Mixed birth-death and death-birth updating in structured populations
Authors
David A. Brewster
Yichen Huang
Michael Mitzenmacher
Martin A. Nowak
Abstract
Evolutionary graph theory (EGT) studies the effect of population structure on evolutionary dynamics. The vertices of the graph represent the $N$ individuals. The edges denote interactions for competitive replacement. Two standard update rules are death-Birth (dB) and Birth-death (Bd). Under dB, an individual is chosen uniformly at random to die, and its neighbors compete to fill the vacancy proportional to their fitness. Under Bd, an individual is chosen for reproduction proportional to fitness, and its offspring replaces a randomly chosen neighbor. Here we study mixed updating between those two scenarios. In each time step, with probability $δ$ the update is dB and with remaining probability it is Bd.

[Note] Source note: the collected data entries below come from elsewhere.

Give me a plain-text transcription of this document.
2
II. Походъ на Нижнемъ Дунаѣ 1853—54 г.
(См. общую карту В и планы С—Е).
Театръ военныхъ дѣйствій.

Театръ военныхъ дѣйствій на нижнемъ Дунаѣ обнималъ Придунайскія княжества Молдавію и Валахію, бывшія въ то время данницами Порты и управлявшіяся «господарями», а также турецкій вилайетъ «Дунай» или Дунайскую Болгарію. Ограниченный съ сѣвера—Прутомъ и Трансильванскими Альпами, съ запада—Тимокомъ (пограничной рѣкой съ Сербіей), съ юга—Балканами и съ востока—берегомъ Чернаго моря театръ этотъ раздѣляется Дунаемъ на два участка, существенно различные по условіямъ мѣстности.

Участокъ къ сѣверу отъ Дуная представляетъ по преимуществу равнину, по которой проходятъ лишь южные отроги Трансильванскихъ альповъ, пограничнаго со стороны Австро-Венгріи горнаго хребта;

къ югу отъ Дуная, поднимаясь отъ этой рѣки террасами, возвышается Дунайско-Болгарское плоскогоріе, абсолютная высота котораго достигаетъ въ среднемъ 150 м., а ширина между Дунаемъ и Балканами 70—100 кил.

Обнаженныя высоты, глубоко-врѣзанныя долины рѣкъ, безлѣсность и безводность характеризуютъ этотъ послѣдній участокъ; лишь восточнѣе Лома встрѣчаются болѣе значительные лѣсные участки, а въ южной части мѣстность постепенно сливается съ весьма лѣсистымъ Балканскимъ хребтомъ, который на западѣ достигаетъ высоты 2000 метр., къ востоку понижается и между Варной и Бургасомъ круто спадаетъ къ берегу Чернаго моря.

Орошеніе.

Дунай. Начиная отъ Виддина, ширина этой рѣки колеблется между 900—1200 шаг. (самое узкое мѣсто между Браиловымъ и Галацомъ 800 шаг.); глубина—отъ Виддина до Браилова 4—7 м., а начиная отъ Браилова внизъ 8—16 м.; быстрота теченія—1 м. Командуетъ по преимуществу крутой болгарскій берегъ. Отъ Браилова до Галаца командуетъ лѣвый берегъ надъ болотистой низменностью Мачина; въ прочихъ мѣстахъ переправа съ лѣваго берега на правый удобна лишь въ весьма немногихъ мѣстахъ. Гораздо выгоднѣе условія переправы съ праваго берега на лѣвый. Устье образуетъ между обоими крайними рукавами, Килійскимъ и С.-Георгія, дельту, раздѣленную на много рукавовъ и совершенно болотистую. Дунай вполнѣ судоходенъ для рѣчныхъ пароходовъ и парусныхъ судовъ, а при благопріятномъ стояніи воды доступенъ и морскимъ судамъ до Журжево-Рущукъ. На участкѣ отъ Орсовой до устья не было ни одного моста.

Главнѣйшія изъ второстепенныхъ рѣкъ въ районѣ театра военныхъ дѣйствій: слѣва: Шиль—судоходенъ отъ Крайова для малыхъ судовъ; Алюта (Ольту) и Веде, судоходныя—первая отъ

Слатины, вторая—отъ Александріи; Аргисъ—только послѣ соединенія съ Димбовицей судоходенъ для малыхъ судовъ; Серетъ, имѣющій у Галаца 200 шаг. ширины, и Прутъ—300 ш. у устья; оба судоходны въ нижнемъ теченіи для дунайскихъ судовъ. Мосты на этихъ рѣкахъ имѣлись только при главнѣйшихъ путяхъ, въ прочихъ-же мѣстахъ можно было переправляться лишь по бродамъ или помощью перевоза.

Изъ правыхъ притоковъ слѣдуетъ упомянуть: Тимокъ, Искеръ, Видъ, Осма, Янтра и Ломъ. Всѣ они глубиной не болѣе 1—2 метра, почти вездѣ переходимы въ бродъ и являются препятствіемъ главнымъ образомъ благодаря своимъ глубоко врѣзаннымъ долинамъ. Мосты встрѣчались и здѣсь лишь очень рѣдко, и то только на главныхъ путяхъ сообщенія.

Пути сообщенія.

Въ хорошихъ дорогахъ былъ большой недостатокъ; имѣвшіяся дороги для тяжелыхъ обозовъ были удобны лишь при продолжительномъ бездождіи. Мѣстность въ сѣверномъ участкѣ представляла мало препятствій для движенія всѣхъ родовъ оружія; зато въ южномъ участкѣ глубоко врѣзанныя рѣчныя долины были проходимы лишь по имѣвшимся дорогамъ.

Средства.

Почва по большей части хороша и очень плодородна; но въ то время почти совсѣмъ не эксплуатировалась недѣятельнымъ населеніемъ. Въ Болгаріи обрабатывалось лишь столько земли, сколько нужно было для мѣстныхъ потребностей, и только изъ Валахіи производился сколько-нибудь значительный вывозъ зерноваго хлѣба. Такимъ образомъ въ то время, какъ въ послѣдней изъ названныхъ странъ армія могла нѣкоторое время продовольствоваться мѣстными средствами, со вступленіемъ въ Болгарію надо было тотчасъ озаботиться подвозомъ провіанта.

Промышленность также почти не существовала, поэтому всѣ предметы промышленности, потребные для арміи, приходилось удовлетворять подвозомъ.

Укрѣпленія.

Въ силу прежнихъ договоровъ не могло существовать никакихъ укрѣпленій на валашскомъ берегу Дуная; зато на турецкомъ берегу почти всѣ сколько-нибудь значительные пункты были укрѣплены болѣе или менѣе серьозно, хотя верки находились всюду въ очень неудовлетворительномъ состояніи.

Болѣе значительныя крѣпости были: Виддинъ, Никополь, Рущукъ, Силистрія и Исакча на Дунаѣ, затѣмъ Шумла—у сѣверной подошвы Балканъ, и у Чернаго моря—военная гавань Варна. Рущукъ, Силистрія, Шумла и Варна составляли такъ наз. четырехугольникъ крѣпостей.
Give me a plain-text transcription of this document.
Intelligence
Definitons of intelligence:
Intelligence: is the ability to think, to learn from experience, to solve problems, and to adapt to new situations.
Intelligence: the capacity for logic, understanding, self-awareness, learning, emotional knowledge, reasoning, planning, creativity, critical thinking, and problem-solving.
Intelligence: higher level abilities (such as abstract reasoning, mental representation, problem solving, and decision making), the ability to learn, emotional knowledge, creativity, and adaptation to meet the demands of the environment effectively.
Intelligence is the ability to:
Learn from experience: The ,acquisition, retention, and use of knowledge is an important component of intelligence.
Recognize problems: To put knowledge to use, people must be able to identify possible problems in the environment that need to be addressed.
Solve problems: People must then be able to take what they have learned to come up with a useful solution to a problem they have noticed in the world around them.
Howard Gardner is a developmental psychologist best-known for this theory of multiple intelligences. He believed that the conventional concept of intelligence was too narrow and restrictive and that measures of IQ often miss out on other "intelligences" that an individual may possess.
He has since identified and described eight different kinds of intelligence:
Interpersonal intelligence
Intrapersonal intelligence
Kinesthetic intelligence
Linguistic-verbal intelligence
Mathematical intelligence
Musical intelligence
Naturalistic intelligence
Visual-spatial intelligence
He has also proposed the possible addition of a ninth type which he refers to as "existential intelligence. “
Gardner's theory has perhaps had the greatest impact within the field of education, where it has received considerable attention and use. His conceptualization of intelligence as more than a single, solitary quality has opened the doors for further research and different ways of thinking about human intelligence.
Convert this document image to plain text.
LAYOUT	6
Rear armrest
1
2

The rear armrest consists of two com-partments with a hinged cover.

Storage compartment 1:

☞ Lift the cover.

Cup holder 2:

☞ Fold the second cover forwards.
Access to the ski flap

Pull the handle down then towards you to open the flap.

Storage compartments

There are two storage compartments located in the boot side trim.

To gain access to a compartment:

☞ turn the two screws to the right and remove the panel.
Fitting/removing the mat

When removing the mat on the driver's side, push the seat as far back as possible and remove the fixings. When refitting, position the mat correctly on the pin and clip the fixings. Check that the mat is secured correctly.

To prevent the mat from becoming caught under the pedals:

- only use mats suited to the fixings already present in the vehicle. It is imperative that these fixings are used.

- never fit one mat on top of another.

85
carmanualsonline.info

We study fixation probabilities and times as functions of $δ$ under constant selection. Despite the fact that fixation probabilities and times can be increasing, decreasing, or non-monotonic in $δ$, we prove nearly all unweighted undirected graphs have short fixation times and provide an efficient algorithm to estimate their fixation probabilities. We also prove that weighted directed graphs that are uniform circulations have fixation probability $1/N$ for every $δ$. Finally, we prove exact formulas for fixation probabilities on cycles, stars, and more complex structures and classify their sensitivities to $δ$.